Нужно было оставить машину на стоянке. Я не могла встать со своего места, но от нас требовалось не только приехать вовремя, но и не задерживаться, поэтому мы твердым шагом направились ко входу. Прежде чем выйти из машины, я опустила противосолнечный козырек, чтобы посмотреться в зеркальце. Не помню выражения своего лица. Тревога и боль обычно мешают разглядеть себя. Впрочем, на этом козырьке, кажется, зеркальца не было.

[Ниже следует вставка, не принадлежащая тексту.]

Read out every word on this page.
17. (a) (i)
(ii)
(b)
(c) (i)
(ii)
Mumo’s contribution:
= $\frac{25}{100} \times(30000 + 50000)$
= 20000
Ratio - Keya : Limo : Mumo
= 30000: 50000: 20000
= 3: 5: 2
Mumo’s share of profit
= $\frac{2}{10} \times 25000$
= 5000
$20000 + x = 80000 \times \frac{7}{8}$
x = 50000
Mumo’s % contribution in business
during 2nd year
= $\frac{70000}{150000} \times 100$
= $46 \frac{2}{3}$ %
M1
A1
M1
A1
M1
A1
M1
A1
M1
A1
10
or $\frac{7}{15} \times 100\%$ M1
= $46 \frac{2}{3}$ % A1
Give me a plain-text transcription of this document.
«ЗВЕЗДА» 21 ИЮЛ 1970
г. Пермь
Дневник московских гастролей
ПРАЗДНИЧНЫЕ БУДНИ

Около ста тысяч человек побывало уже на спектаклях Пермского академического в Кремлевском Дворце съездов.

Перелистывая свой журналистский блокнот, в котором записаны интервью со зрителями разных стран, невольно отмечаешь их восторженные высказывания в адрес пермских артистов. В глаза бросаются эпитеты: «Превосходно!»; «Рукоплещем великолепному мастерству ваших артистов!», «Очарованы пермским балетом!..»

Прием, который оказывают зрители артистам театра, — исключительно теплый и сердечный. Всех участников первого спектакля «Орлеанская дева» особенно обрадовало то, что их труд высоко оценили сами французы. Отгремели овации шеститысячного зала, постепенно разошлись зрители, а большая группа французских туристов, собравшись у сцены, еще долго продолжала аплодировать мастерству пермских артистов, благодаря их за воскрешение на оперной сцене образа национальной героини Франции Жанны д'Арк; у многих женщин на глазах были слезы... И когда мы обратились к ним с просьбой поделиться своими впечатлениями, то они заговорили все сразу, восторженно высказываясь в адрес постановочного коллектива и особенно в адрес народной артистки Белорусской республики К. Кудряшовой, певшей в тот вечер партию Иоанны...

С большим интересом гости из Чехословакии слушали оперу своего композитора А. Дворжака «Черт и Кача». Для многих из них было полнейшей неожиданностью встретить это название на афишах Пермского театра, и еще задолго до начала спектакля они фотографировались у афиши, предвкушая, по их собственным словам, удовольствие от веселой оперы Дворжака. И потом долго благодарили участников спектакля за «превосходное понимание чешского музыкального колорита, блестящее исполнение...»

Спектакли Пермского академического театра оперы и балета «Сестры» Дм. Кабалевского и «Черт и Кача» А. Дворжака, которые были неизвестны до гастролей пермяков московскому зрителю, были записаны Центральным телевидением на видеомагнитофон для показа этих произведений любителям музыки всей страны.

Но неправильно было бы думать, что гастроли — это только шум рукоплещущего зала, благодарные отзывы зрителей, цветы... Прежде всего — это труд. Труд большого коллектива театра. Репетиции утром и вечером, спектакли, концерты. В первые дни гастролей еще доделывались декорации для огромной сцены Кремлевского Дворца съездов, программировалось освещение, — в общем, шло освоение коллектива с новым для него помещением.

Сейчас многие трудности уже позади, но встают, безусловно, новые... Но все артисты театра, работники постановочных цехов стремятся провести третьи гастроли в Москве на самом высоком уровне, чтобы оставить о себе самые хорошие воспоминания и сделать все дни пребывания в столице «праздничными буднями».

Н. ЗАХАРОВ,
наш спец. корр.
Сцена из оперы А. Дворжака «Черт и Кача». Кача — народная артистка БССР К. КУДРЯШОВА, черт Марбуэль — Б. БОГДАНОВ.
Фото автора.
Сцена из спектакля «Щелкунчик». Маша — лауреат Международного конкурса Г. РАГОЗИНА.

Ничто в моей жизни не предвещало этой поездки, и однако я понимала, что в «Гринливз» меня привел непреодолимый интерес к тем, кто находится в заточении. И теперь я словно шла на зов, доносившийся из здания, окруженного колючей проволокой, не на тот, который привел меня сюда — то была, в сущности, прихоть судьи Эдварда, — а на зов, исходящий от Дэвида Денниса, все более требовательный и настойчивый. Судья Эдвард отправил меня в «Гринливз», а Дэвид Деннис заставлял продвигаться от одних ворот к другим, через комнаты для осмотров и ожиданий. Каждый раз очередная дверь сначала открывалась, затем запиралась. Свободное пространство вне тюрьмы закрывалось теперь за мной, дверь за дверью, со скрупулезностью, дающей понять, что меня легче впустить сюда, чем выпустить отсюда.

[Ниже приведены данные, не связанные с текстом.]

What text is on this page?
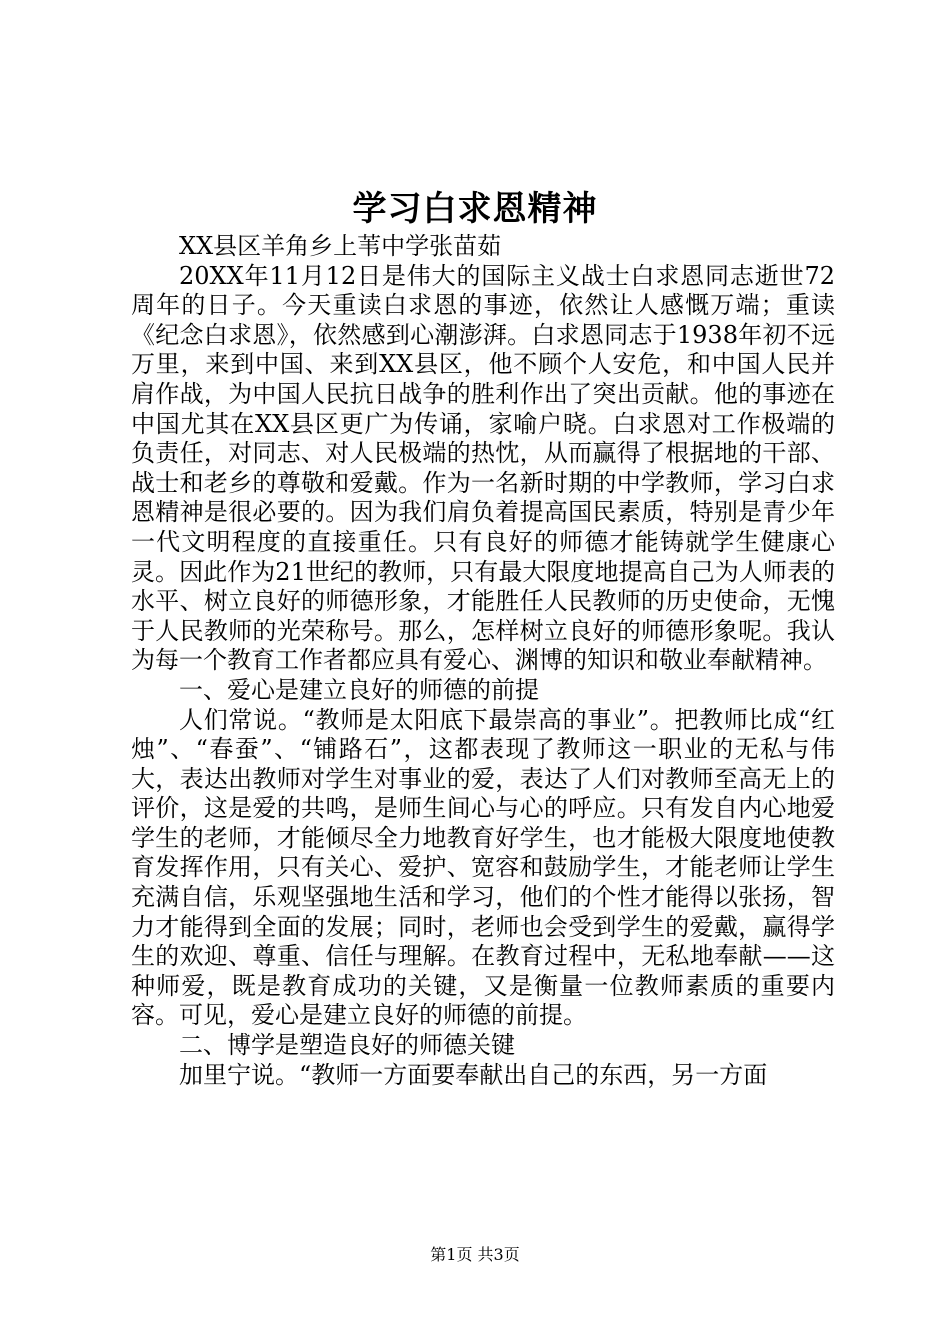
学习白求恩精神

XX县区羊角乡上苇中学张苗茹

20XX年11月12日是伟大的国际主义战士白求恩同志逝世72周年的日子。今天重读白求恩的事迹，依然让人感慨万端；重读《纪念白求恩》，依然感到心潮澎湃。白求恩同志于1938年初不远万里，来到中国、来到XX县区，他不顾个人安危，和中国人民并肩作战，为中国人民抗日战争的胜利作出了突出贡献。他的事迹在中国尤其在XX县区更广为传诵，家喻户晓。白求恩对工作极端的负责任，对同志、对人民极端的热忱，从而赢得了根据地的干部、战士和老乡的尊敬和爱戴。作为一名新时期的中学教师，学习白求恩精神是很必要的。因为我们肩负着提高国民素质，特别是青少年一代文明程度的直接重任。只有良好的师德才能铸就学生健康心灵。因此作为21世纪的教师，只有最大限度地提高自己为人师表的水平、树立良好的师德形象，才能胜任人民教师的历史使命，无愧于人民教师的光荣称号。那么，怎样树立良好的师德形象呢。我认为每一个教育工作者都应具有爱心、渊博的知识和敬业奉献精神。

一、爱心是建立良好的师德的前提

人们常说。“教师是太阳底下最崇高的事业”。把教师比成“红烛”、“春蚕”、“铺路石”，这都表现了教师这一职业的无私与伟大，表达出教师对学生对事业的爱，表达了人们对教师至高无上的评价，这是爱的共鸣，是师生间心与心的呼应。只有发自内心地爱学生的老师，才能倾尽全力地教育好学生，也才能极大限度地使教育发挥作用，只有关心、爱护、宽容和鼓励学生，才能老师让学生充满自信，乐观坚强地生活和学习，他们的个性才能得以张扬，智力才能得到全面的发展；同时，老师也会受到学生的爱戴，赢得学生的欢迎、尊重、信任与理解。在教育过程中，无私地奉献——这种师爱，既是教育成功的关键，又是衡量一位教师素质的重要内容。可见，爱心是建立良好的师德的前提。

二、博学是塑造良好的师德关键

加里宁说。“教师一方面要奉献出自己的东西，另一方面

第1页 共3页
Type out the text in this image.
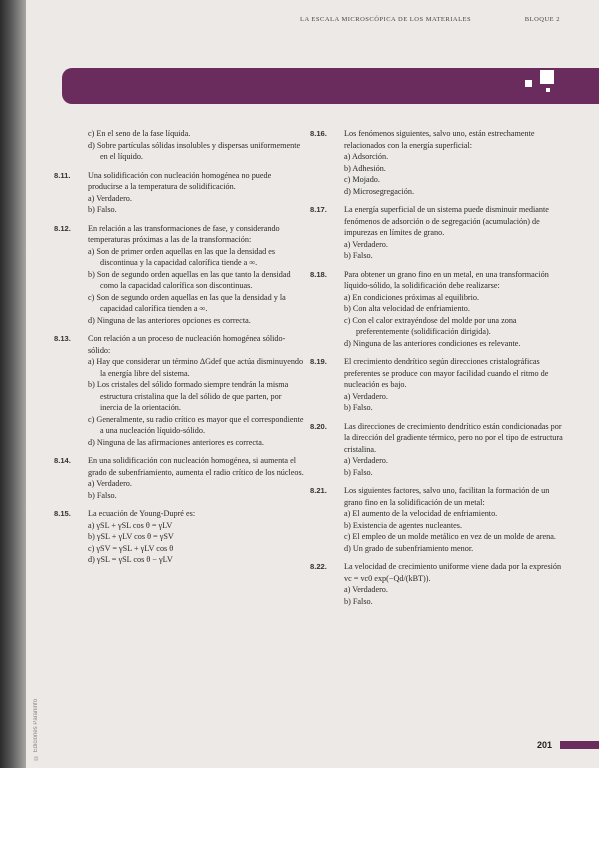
LA ESCALA MICROSCÓPICA DE LOS MATERIALES	BLOQUE 2
c) En el seno de la fase líquida.
d) Sobre partículas sólidas insolubles y dispersas uniformemente en el líquido.
8.11. Una solidificación con nucleación homogénea no puede producirse a la temperatura de solidificación.
a) Verdadero.
b) Falso.
8.12. En relación a las transformaciones de fase, y considerando temperaturas próximas a las de la transformación:
a) Son de primer orden aquellas en las que la densidad es discontinua y la capacidad calorífica tiende a ∞.
b) Son de segundo orden aquellas en las que tanto la densidad como la capacidad calorífica son discontinuas.
c) Son de segundo orden aquellas en las que la densidad y la capacidad calorífica tienden a ∞.
d) Ninguna de las anteriores opciones es correcta.
8.13. Con relación a un proceso de nucleación homogénea sólido-sólido:
a) Hay que considerar un término ΔGdef que actúa disminuyendo la energía libre del sistema.
b) Los cristales del sólido formado siempre tendrán la misma estructura cristalina que la del sólido de que parten, por inercia de la orientación.
c) Generalmente, su radio crítico es mayor que el correspondiente a una nucleación líquido-sólido.
d) Ninguna de las afirmaciones anteriores es correcta.
8.14. En una solidificación con nucleación homogénea, si aumenta el grado de subenfriamiento, aumenta el radio crítico de los núcleos.
a) Verdadero.
b) Falso.
8.15. La ecuación de Young-Dupré es:
a) γSL + γSL cos θ = γLV
b) γSL + γLV cos θ = γSV
c) γSV = γSL + γLV cos θ
d) γSL = γSL cos θ − γLV
8.16. Los fenómenos siguientes, salvo uno, están estrechamente relacionados con la energía superficial:
a) Adsorción.
b) Adhesión.
c) Mojado.
d) Microsegregación.
8.17. La energía superficial de un sistema puede disminuir mediante fenómenos de adsorción o de segregación (acumulación) de impurezas en límites de grano.
a) Verdadero.
b) Falso.
8.18. Para obtener un grano fino en un metal, en una transformación líquido-sólido, la solidificación debe realizarse:
a) En condiciones próximas al equilibrio.
b) Con alta velocidad de enfriamiento.
c) Con el calor extrayéndose del molde por una zona preferentemente (solidificación dirigida).
d) Ninguna de las anteriores condiciones es relevante.
8.19. El crecimiento dendrítico según direcciones cristalográficas preferentes se produce con mayor facilidad cuando el ritmo de nucleación es bajo.
a) Verdadero.
b) Falso.
8.20. Las direcciones de crecimiento dendrítico están condicionadas por la dirección del gradiente térmico, pero no por el tipo de estructura cristalina.
a) Verdadero.
b) Falso.
8.21. Los siguientes factores, salvo uno, facilitan la formación de un grano fino en la solidificación de un metal:
a) El aumento de la velocidad de enfriamiento.
b) Existencia de agentes nucleantes.
c) El empleo de un molde metálico en vez de un molde de arena.
d) Un grado de subenfriamiento menor.
8.22. La velocidad de crecimiento uniforme viene dada por la expresión vc = vc0 exp(−Qd/(kBT)).
a) Verdadero.
b) Falso.
© Ediciones Paraninfo	201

Не могло быть и речи о том, чтобы вернуться обратно. Если бы я дала волю чувствам, то просто упала бы на землю, поджав под себя ноги и руки. Сжавшись в комок и зажмурив глаза. Но я шла вперед, повиновалась приказам, аккуратно выполняя все то, что от меня требовали. Руки в стороны, ноги на ширине плеч! Откройте сумочку! Выверните карманы! Я снова двигалась в четком темпе, заданном еще по дороге сюда, когда мы ехали через пустырь к воротам тюрьмы. Теперь мне некому было помочь, рядом со мной не было Филиппа — он остался снаружи. Я делала в точности то, что мне говорили, словно всю жизнь выполняла эти неприятные процедуры, не сомневаясь в их необходимости.

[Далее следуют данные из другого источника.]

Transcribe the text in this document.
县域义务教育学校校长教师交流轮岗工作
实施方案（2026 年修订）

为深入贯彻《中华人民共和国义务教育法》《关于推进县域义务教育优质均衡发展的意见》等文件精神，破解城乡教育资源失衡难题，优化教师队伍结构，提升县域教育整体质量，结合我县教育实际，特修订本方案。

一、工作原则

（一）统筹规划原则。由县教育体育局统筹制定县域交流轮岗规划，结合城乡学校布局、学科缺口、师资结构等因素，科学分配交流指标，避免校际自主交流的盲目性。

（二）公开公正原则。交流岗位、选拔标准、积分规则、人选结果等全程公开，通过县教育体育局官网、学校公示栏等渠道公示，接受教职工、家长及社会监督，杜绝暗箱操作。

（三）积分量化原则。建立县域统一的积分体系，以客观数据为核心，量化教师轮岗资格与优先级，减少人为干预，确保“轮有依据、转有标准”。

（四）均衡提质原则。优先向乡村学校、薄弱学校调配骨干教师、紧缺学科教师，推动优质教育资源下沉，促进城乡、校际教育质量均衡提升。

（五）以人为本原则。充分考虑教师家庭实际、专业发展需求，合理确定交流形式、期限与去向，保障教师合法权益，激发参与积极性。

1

Та же внутренняя установка, вероятно, заставляла идти заключенных прямиком в комнату для исполнения приговора. Они не бежали туда, как самоубийцы, их не тащили волоком, они мужественно шли сами. Откуда у людей берется смелость, чтобы выскочить из окопа и ринуться в бой, сесть в поезд, зная, что больше не вернешься? Я проявляла лишь ничтожную часть этого свойственного человечеству мужества. Именно мужественно я шла на встречу с Дэвидом Деннисом. Мне было страшно в этой тюрьме, и до последней секунды я не знала, как справиться со своим страхом встретиться с приговоренным и увидеть его глаза. Я старалась держать себя в руках, чтобы тот, кого я не знала и с кем опасалась встречаться, ни за что не догадался, до какой степени я его боялась. Подойдя к комнате для переговоров, я чувствовала себя жертвой, которой хочется убежать.
Несколько телефонных звонков. Охранник спрашивает меня, хочу я беседовать «с контактом» или «без контакта». В моей карточке посетителя этого не указано, и я могу выбирать.
— No contact, — услышала я свой голос.
Это было единственным «не», которое я произнесла. No contact, в страхе от одной только мысли, что контакт возможен. Я с облегчением услышала, как мой ответ полетел от охранника к охраннику в глубь тюрьмы: no contact. Меня закрыли в комнате для переговоров, усадив в застекленном отсеке с телефонной трубкой. Я была одна. Отсек напротив был пуст. Я ждала.
Сначала я увидела силуэт человека, идущего по коридору в сопровождении трех охранников. Он был в оранжевом комбинезоне и кепке. С него сняли цепи — с пояса, рук и ног. Я и не подозревала, что на нем было столько цепей, и мой страх превратился в жалость. Ибо это был не дикий зверь, не кровожадный медведь, не разъяренный бык, а человек. Зажгли свет. Худой, симпатичный, улыбчивый парень оказался со мной лицом к лицу.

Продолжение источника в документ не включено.